The honest answer is you'll end up with two or three of these, not one. Here's how I'd pick.

Have an iPhone 15 Pro or newer: Start with Apple Intelligence. It's free and lives inside the OS.

Want one paid AI app: ChatGPT at $19.99/month. Voice mode plus camera plus screen sharing plus image generation is the most complete mobile package.

Write or think for a living: Add Claude for long-form work and Projects.

Replace Google searches with cited answers: Perplexity, and set it as your Safari default.

Live in Gmail/Calendar/Docs: Add Gemini.

Live in Microsoft 365: Add Copilot.

Edit photos on your phone: Photoroom.

Want to listen to articles, PDFs, ebooks: ElevenLabs Reader.

If you want a fuller picture of free options, the best free AI apps roundup covers what's worth installing at zero cost. And if you're trying to actually save time with these tools (not just play with them), our guide on using AI to be more productive walks through the workflows that compound.

FAQ

Does Siri use ChatGPT now?

Yes, on iPhones running iOS 18 with Apple Intelligence enabled. Ask Siri something it can't handle on its own and it'll offer to pass the question to ChatGPT. You can use this without a ChatGPT account (limited usage, anonymous) or link your account to use Plus features. The handoff is smooth but Siri's own intelligence is still the weak link. You're essentially using Siri as a launcher for ChatGPT.

Best AI app for iPhone that's actually free?

ChatGPT's free tier is the strongest. Real voice mode (with limits), image generation (with limits), camera input, and access to the current model. Perplexity's free tier is also generous and gives you cited search. Apple Intelligence is free if you have a compatible iPhone. Claude's free tier works but the daily limits are tighter than ChatGPT's.

Can I replace Siri with ChatGPT?

Not fully, but you can get close. You can't change the default assistant that responds to "Hey Siri" or the side button, but you can add a Siri Shortcut that opens ChatGPT in voice mode with a single tap. You can also set the side button on an iPhone 16 (the Action button) to launch ChatGPT directly. For most "talk to an AI" moments, that's enough to make ChatGPT your de facto assistant.

What's the best free AI for iPhone for students?

ChatGPT free tier covers most use cases (essay help, explanations, study questions). Perplexity is better for research papers because it cites sources. Claude's free tier is excellent for long writing assignments. If your school is in Google Workspace for Education, Gemini's free tier integrates with Docs and Classroom. For a deeper breakdown see best AI assistant.
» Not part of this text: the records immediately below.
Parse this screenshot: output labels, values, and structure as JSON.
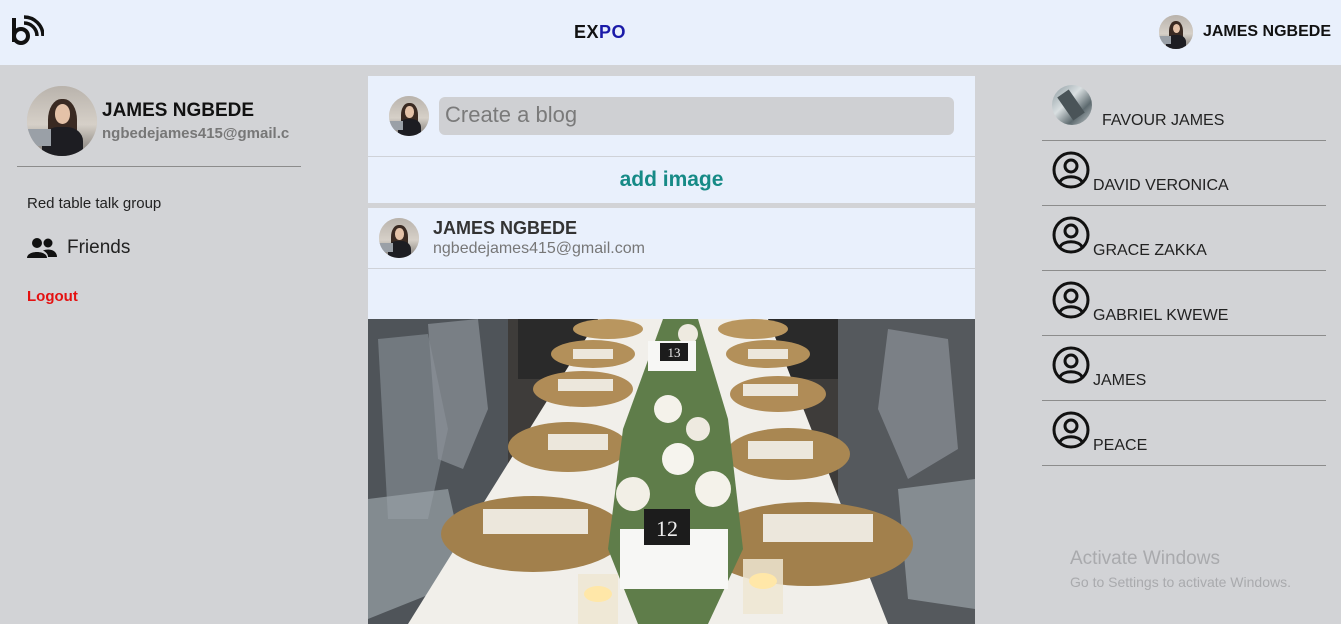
{
  "header": {
    "brand_part1": "EX",
    "brand_part2": "PO",
    "user_name": "JAMES NGBEDE"
  },
  "sidebar": {
    "profile_name": "JAMES NGBEDE",
    "profile_email": "ngbedejames415@gmail.c",
    "group_link": "Red table talk group",
    "friends_label": "Friends",
    "logout_label": "Logout"
  },
  "composer": {
    "placeholder": "Create a blog",
    "add_image_label": "add image"
  },
  "post": {
    "author_name": "JAMES NGBEDE",
    "author_email": "ngbedejames415@gmail.com",
    "image_labels": [
      "13",
      "12"
    ]
  },
  "friends_list": [
    {
      "name": "FAVOUR JAMES",
      "icon": "photo-avatar"
    },
    {
      "name": "DAVID VERONICA",
      "icon": "user-circle-icon"
    },
    {
      "name": "GRACE ZAKKA",
      "icon": "user-circle-icon"
    },
    {
      "name": "GABRIEL KWEWE",
      "icon": "user-circle-icon"
    },
    {
      "name": "JAMES",
      "icon": "user-circle-icon"
    },
    {
      "name": "PEACE",
      "icon": "user-circle-icon"
    }
  ],
  "watermark": {
    "title": "Activate Windows",
    "subtitle": "Go to Settings to activate Windows."
  }
}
Are these AI apps safe for kids?

Most have age gates (typically 13+) and content filters, but kids will absolutely find ways around them. ChatGPT, Claude, and Gemini all have stricter modes you can enable in settings. Apple Intelligence is the safest by default because it's built into iOS with Apple's privacy guarantees. For younger kids, consider not installing standalone AI apps and letting them use Apple Intelligence features only.

Do these AI apps work offline?

Mostly no. The big chat apps (ChatGPT, Claude, Gemini, Copilot, Perplexity) all require an internet connection because the models run on servers. Apple Intelligence runs some features on-device (Writing Tools basics, Genmoji generation, simple Siri requests) using the iPhone's Neural Engine, but routes harder requests to Private Cloud Compute when needed. Photoroom does most edits on-device.

How much battery do AI apps drain on iPhone?

Voice mode is the big one. A 30-minute Advanced Voice Mode conversation on ChatGPT can drain 15-20% of battery on an iPhone 16. Text chat is much lighter (negligible). Image generation and camera-based features sit in the middle. If you're using voice mode heavily, expect to top up midday.